一瞬、寂しそうな表情を咲江が見せています。不注意な言葉は出せないと千春はじっと口を閉じてい
ます。それでもこのままではまずい方向へ展開すると思ったのでしょう、重い口を開きました。

「二度目にお店に来た時・・・」

最初の言葉を口に出し、次の言葉を考え、千春は慎重に話し始めました。

「ご主人は・・、お別れの挨拶に来たと言った…。
そして・・・、二度とこの店には来ないと断言した・・・、
修行のつもりでやっていた女遊びもきっぱり止めると言った…」

「そうなの…、
そんなことをあなたに宣言したの…」

「うん・・・、
正直言うとね・・・、
そこまで割り切らなくてもいいのに・・と、私は思った」

咲江の表情に明るさが戻ってきたことを確かめ、千春は喜んでいました。

「彼はきっぱり宣言した…。
これから先は、ここで起こったことはすべて忘れてほしい・・・、
顔見知りのご近所同士として付き合ってほしいと・・、彼は言った…。
勿論・・、私も異論はないと答えた…」

言葉を選びながら千春は説明しました。

「そう…、
そんなことを言ったの…
彼なりに、ケジメをつけたのね…・」

「そうだと思う…、
女遊びより、研究が大切だとも言っていた…。
私は大切な顧客を失って残念だけれど…、
他にもたくさん御客はいるからね・・、
一人や、二人、お客が逃げても構わない・・、ふふ…」

「よく言うわね…、
でも・・、もし・・、もしもよ・・・、
あなたのことが忘れきれなくて、主人がお店に来たら・・・、
相手するのでしょう…?」

「・・・・・」

そう言ってじっと咲江が千春を見つめているのです。千春は言葉を出せないでいました。親友が真剣
に問いかけているのです。心にかなわない返事はできないと千春はじっと彼女自身の心の内を覗き込
んでいるのです。そして、ゆっくりと口を開きました。

「彼が来たら・・・、
もし・・・、彼がお店に来たら‥‥、
追い返す‥・・、スタッフに頼んで玄関払いする…・、ふふ…」

「・・・・・・・」

咲江の瞳にみるみる涙があふれ出ていました。千春が手を差し出し、咲江がその手をしっかり握って
います。
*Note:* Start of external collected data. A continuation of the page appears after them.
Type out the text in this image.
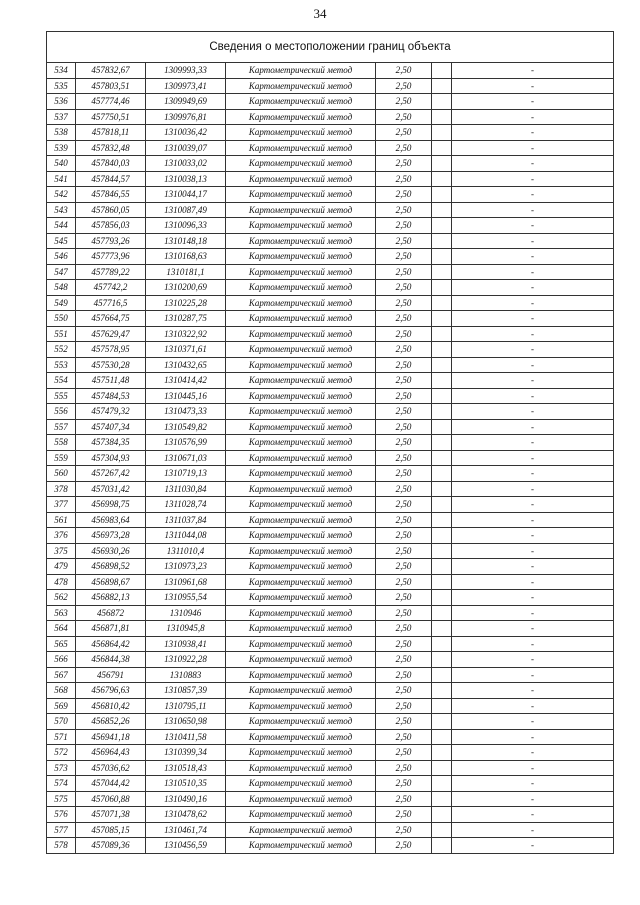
34
Сведения о местоположении границ объекта						
534	457832,67	1309993,33	Картометрический метод	2,50		-
535	457803,51	1309973,41	Картометрический метод	2,50		-
536	457774,46	1309949,69	Картометрический метод	2,50		-
537	457750,51	1309976,81	Картометрический метод	2,50		-
538	457818,11	1310036,42	Картометрический метод	2,50		-
539	457832,48	1310039,07	Картометрический метод	2,50		-
540	457840,03	1310033,02	Картометрический метод	2,50		-
541	457844,57	1310038,13	Картометрический метод	2,50		-
542	457846,55	1310044,17	Картометрический метод	2,50		-
543	457860,05	1310087,49	Картометрический метод	2,50		-
544	457856,03	1310096,33	Картометрический метод	2,50		-
545	457793,26	1310148,18	Картометрический метод	2,50		-
546	457773,96	1310168,63	Картометрический метод	2,50		-
547	457789,22	1310181,1	Картометрический метод	2,50		-
548	457742,2	1310200,69	Картометрический метод	2,50		-
549	457716,5	1310225,28	Картометрический метод	2,50		-
550	457664,75	1310287,75	Картометрический метод	2,50		-
551	457629,47	1310322,92	Картометрический метод	2,50		-
552	457578,95	1310371,61	Картометрический метод	2,50		-
553	457530,28	1310432,65	Картометрический метод	2,50		-
554	457511,48	1310414,42	Картометрический метод	2,50		-
555	457484,53	1310445,16	Картометрический метод	2,50		-
556	457479,32	1310473,33	Картометрический метод	2,50		-
557	457407,34	1310549,82	Картометрический метод	2,50		-
558	457384,35	1310576,99	Картометрический метод	2,50		-
559	457304,93	1310671,03	Картометрический метод	2,50		-
560	457267,42	1310719,13	Картометрический метод	2,50		-
378	457031,42	1311030,84	Картометрический метод	2,50		-
377	456998,75	1311028,74	Картометрический метод	2,50		-
561	456983,64	1311037,84	Картометрический метод	2,50		-
376	456973,28	1311044,08	Картометрический метод	2,50		-
375	456930,26	1311010,4	Картометрический метод	2,50		-
479	456898,52	1310973,23	Картометрический метод	2,50		-
478	456898,67	1310961,68	Картометрический метод	2,50		-
562	456882,13	1310955,54	Картометрический метод	2,50		-
563	456872	1310946	Картометрический метод	2,50		-
564	456871,81	1310945,8	Картометрический метод	2,50		-
565	456864,42	1310938,41	Картометрический метод	2,50		-
566	456844,38	1310922,28	Картометрический метод	2,50		-
567	456791	1310883	Картометрический метод	2,50		-
568	456796,63	1310857,39	Картометрический метод	2,50		-
569	456810,42	1310795,11	Картометрический метод	2,50		-
570	456852,26	1310650,98	Картометрический метод	2,50		-
571	456941,18	1310411,58	Картометрический метод	2,50		-
572	456964,43	1310399,34	Картометрический метод	2,50		-
573	457036,62	1310518,43	Картометрический метод	2,50		-
574	457044,42	1310510,35	Картометрический метод	2,50		-
575	457060,88	1310490,16	Картометрический метод	2,50		-
576	457071,38	1310478,62	Картометрический метод	2,50		-
577	457085,15	1310461,74	Картометрический метод	2,50		-
578	457089,36	1310456,59	Картометрический метод	2,50		-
見つめ合い、二人の女はそのままの姿勢でじっと手を握り合わせていました。

〈彼を立ち直らせてくれたことには感謝している・・・・。
でも・・、これから先は、主人には手を出さないでほしい…
千春には遊びでも・・・、
あなたを抱けば主人は深みに嵌って行くと思う・・
悔しいけれど…、千春にはそれだけの魅力があふれている‥‥、
お願い…、主人には手を出さないで…・・〉

〈約束する…、
ご主人には絶対手を出さない…〉

〈ありがとう・・〉

咲江がもう一度強く千春の手を握りしめました。千春も咲江の手を強く握りなおしています。千春の
心の言葉を聞いて、咲江の頬に一筋の涙の跡が出来ています。千春の手が温かいと咲江は感じ取って
いました。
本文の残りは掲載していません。